PDF forms in DT

dpfels · August 17, 2010, 3:16pm

Hi,
I am trying to use a PDF form from within DT.

I notice that PDF forms with data that was entered in Acrobat maintain their the information in individual fields. However, if the field is edited from within DT, the information is lost (even though earlier field information entered previously in the same form is maintained).

This seems odd, as DT allows editing of individual PDF form fields. Why isn’t the field information saved? Is this functioning correctly, or is it a bug?

Thanks,
Dan

Bill_DeVille · August 17, 2010, 4:04pm

It’s easy to forget that there is no single PDF filetype, but raather a number of different “flavors” of PDFs.

I usually thing of a PDF as consisting of an image layer and a searchable text layer. But there are other things tucked away in many PDFs.

Adobe adds a “form” layer to PDFs and Acrobat contains special code for the creation and management of forms.

DEVONthink uses Apple’s PDFKit to interpret and display PDFs, and PDFKit doesn’t have the same code as does Acrobat.

Try this: Do a search for a term that is the normal text layer of a PDF form in your database. That PDF will be listed in the search results. Now repeat the search, but instead use a term that’s in a form field but not elsewhere in that PDF. Search cannot find it.

Now edit that form PDF in DEVONthink or in Preview and Save it. Repeat that last search query, and the PDF will be found.

In effect, the form fields have been “flattened” into the text layer. They are now searchable, but no longer editable as form fields.

dpfels · August 17, 2010, 4:18pm

Thanks for that very helpful reply.
However, when I open my form in Preview, it is both editable and savable. That is, whatever I enter into a form field reappears in the same field when I reopen it.

I am also confused by the fact that DEVONthink allows me to edit the form fields. If it were not recognizing the field, why would it be editable?

I see no evidence that DT or Preview is flattening the PDF form, rendering it un-editable. Only that DT is unable to save edited changes, something that is entirely possible with Preview, which I assume uses the same Apple PDFkit.

Am I missing something?
Thanks,
Dan

Bill_DeVille · August 17, 2010, 4:46pm

I’ll confess that I haven’t played with PDFs containing forms for a while, but back then (over a year ago) I found that the form fields were no longer editable. I don’t think those forms were produced with Adobe software, so there may have been other differences.

However, quite recently another issue came up that involved OCR of PDFs that contained form fields, and that was quite interesting. In that case the user sent a sample PDF. The “background” text of the PDF was not searchable. Form fields had been added and contained text that the user wished to search.

Following OCR of such a PDF, the background text was now searchable, but the form fields were not searchable, though they displayed readable text. But the important data for the user’s research was in those non-searchable form fields.

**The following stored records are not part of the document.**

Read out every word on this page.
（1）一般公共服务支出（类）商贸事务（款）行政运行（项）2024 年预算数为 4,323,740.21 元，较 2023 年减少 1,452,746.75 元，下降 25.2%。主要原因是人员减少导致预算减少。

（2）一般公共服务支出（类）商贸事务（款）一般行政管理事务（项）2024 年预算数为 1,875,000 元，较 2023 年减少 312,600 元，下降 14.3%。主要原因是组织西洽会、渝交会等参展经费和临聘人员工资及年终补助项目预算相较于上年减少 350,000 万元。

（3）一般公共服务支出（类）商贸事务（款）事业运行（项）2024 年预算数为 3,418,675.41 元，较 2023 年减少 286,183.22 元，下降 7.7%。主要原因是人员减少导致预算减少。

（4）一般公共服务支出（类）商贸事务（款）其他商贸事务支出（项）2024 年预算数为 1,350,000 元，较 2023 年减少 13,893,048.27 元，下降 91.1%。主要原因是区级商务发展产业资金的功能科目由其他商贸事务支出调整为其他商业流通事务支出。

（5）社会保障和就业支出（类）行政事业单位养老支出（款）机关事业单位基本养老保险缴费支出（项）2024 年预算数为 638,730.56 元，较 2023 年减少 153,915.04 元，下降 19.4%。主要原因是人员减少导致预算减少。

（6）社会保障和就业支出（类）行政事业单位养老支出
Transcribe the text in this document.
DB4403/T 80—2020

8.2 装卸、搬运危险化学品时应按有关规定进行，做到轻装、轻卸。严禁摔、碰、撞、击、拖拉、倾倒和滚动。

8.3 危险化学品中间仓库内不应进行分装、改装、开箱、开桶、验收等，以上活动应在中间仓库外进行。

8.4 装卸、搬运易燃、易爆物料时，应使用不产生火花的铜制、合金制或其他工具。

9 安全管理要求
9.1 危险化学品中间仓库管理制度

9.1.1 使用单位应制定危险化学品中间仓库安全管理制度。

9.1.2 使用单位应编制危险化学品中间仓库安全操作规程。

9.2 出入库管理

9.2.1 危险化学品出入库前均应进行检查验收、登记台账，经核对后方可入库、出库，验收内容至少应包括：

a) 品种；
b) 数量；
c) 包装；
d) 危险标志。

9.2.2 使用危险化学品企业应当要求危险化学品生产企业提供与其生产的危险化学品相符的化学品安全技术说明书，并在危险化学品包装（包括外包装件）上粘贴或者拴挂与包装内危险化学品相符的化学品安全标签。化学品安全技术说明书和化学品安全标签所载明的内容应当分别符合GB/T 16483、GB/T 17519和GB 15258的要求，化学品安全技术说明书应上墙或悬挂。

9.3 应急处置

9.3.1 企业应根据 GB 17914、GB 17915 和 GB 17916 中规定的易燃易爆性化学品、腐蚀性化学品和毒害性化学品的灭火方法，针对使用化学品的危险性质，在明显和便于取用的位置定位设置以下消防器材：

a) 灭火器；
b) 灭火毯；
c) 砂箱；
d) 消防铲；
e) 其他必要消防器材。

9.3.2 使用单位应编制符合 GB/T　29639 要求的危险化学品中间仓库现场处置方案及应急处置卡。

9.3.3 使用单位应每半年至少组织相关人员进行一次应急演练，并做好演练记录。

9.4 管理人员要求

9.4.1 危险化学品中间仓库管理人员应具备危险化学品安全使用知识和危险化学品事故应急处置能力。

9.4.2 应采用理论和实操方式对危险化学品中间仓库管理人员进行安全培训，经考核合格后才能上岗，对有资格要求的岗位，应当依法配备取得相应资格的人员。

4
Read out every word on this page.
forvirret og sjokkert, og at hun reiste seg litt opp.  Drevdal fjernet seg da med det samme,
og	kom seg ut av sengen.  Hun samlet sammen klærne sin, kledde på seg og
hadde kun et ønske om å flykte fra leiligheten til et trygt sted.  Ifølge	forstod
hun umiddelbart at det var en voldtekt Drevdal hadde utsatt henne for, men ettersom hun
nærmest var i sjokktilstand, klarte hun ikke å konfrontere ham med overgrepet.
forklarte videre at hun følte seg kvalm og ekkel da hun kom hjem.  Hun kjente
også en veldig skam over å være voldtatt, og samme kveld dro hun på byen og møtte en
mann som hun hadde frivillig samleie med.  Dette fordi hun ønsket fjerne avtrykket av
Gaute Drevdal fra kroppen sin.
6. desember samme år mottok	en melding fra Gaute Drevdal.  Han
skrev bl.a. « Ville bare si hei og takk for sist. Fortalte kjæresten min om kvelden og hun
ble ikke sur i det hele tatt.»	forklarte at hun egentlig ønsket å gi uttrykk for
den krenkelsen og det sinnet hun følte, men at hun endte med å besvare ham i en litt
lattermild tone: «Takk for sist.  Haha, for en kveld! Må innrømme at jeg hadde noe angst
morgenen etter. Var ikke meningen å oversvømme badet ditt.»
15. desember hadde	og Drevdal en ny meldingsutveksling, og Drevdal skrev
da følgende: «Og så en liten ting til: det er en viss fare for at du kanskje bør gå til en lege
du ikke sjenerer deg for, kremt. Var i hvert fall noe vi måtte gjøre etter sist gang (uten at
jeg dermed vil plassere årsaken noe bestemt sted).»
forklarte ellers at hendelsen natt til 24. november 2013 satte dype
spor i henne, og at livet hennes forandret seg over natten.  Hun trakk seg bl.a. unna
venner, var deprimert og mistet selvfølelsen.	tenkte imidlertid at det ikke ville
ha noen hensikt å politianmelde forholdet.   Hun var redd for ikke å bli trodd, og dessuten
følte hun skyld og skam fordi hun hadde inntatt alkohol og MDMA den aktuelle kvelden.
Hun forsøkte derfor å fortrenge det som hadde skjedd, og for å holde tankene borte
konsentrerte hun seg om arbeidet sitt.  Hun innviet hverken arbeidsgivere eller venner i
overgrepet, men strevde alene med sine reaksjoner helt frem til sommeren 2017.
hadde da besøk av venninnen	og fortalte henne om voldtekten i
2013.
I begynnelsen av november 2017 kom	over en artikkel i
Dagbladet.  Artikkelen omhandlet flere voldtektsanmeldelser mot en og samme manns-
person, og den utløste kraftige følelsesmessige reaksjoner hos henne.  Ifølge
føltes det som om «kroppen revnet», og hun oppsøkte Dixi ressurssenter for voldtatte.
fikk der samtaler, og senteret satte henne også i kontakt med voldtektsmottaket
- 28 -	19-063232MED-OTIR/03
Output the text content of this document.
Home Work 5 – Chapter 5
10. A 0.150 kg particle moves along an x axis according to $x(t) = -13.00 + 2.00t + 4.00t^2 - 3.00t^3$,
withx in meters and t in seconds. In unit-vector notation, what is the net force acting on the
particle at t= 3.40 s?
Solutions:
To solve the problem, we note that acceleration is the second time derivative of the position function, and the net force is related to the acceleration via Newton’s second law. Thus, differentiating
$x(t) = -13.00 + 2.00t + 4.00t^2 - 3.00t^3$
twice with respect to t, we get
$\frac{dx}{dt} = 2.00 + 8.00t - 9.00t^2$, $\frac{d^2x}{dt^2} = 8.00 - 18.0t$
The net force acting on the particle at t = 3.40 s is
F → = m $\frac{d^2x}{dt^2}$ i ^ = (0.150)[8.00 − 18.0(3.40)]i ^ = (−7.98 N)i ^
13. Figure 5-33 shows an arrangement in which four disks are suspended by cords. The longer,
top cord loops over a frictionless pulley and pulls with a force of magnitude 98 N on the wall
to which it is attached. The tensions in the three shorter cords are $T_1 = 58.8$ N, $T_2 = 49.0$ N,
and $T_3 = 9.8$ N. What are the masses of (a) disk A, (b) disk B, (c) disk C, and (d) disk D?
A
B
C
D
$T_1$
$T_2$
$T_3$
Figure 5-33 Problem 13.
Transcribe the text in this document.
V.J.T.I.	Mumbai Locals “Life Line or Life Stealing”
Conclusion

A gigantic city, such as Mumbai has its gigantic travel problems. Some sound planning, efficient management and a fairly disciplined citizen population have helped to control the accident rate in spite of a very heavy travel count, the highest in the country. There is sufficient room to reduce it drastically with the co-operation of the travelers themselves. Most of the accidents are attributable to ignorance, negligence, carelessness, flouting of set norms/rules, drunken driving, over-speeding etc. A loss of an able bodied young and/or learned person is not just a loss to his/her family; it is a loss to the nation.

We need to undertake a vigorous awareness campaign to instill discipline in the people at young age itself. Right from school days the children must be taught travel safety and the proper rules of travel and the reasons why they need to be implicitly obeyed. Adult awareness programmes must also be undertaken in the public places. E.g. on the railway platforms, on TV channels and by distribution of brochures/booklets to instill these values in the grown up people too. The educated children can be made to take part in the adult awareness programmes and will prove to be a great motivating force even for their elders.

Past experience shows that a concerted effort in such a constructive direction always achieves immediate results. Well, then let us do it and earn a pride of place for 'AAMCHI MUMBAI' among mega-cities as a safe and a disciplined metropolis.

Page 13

I found that if I did an edit under Preview and saved the change to the original PDF, then after OCR the content of the form fields was searchable. And “printing” the original PDF to DT of course flattened it, so that OCR made all the text searchable. In this particular case, as some of the text in form fields was obscured in the fields, “printing” as PDF produced a better display of the content of the forms fields, then OCR produced a completely searchable PDF.